The really worrying thing about plastic though is the plastic we can hardly see, let alone pick up. These are the micro-plastics (small grains of plastic, no bigger than a grain of sand) and they can persist for a unknown amount of time. Many types of plastic when they enter the ocean break down into micro-plastics, which look exactly like plankton. These microplastics often get eaten, entering the food chain and eventually end up on our plates in seafood. To find out how click here. Micro-plastics are produced either naturally through erosion of large pieces of plastic, or by man for use as micro-beads (in facial scrubs, toothpaste and shower gels). Most microplastics come from fibres come of our clothes in washing, find out more here. The United Nations estimates that there is over 500 times as many micro-plastic particles in the ocean as stars in our own galaxy – over 50 trillion micro-plastic particles!
I found this Spider Crab foraging in still water full of floating seaweed and plastic, whilst Freediving. Her shell, which is covered in sea weed and other life also had tiny pieces of plastic fishing line, which can just be seen.
Lots of the plastic in our oceans is from single use packaging and products. Why do companies use excessive amounts of plastic in disposable packaging and products? Well, plastic packaging is cheap and robust and using it allows companies to keep items on shelves longer saving them money, as plastic keeps things fresh and doesn't degrade easily itself (its companies and consumers wanting non-degrading products that led to the 'ever-lasting' plastics in our seas). It is only cheap because they don't have to pay the cost of clearing it up, we do. If we stop buying over-packaged products companies will stop selling them.

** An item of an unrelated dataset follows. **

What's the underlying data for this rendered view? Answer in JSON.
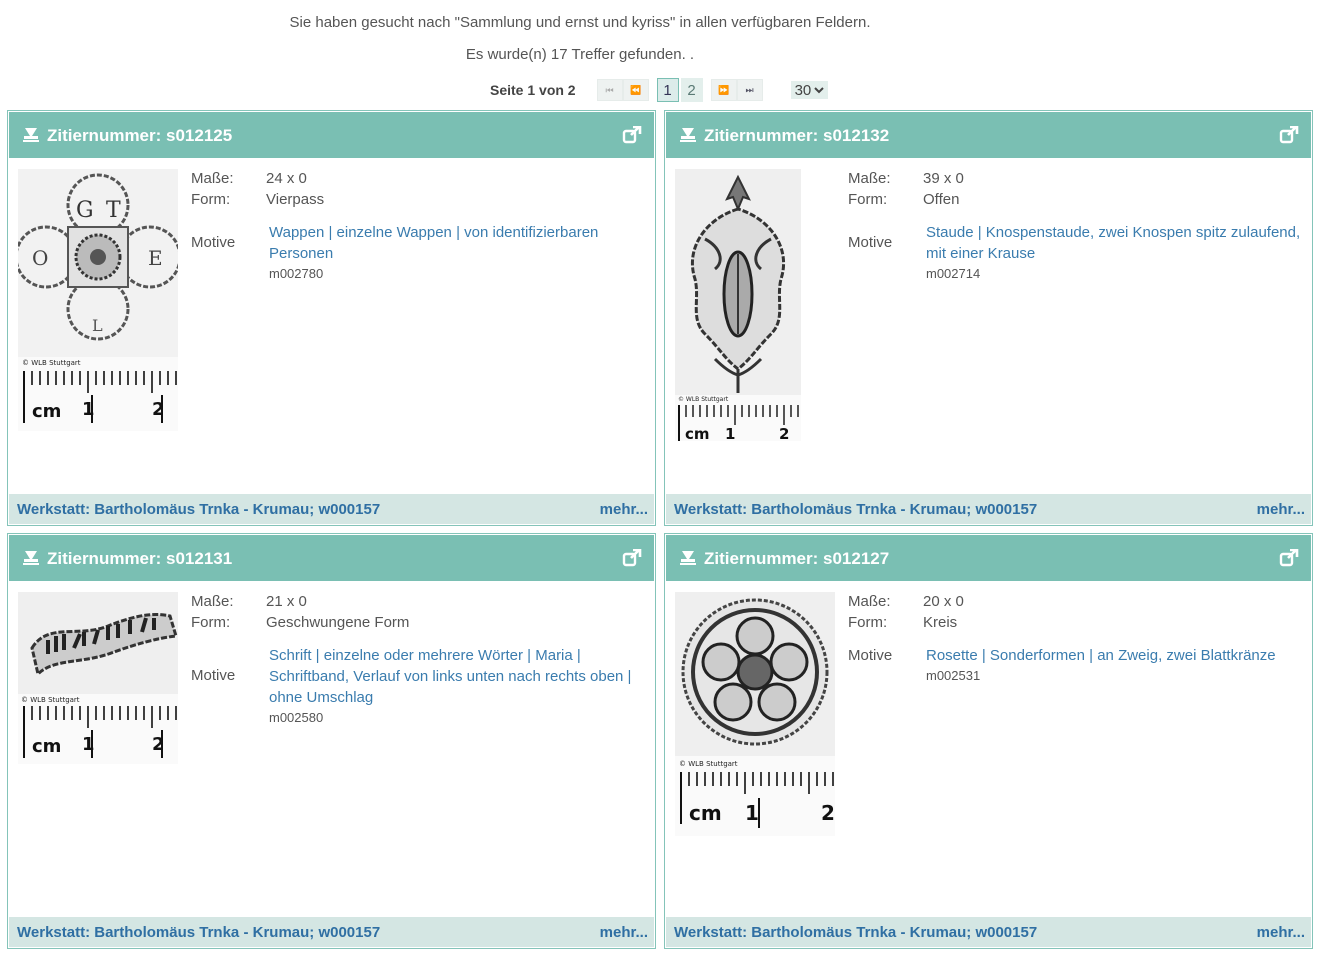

Often however the best way to change behavior is at the top. One example of this we all know is the 5p single-use bag charge, which has reduced the amount used by 85%. Instead of the 7 billion UK supermarkets alone used to hand out every year (one for every person on the planet!), only 500 million where used and this is expected to drop even further. But we cant stop using plastic all together so what can we do to reduce the amount we each use and the amount entering our planet's oceans?
Replace: don’t use one-use plastics, "they are used for seconds but last an eternity".
Recycle: if its recycled it doesn’t end up in the sea and we use less oil, win/win.
Don't litter: when you cant replace or recycle, don’t use or dispose of properly.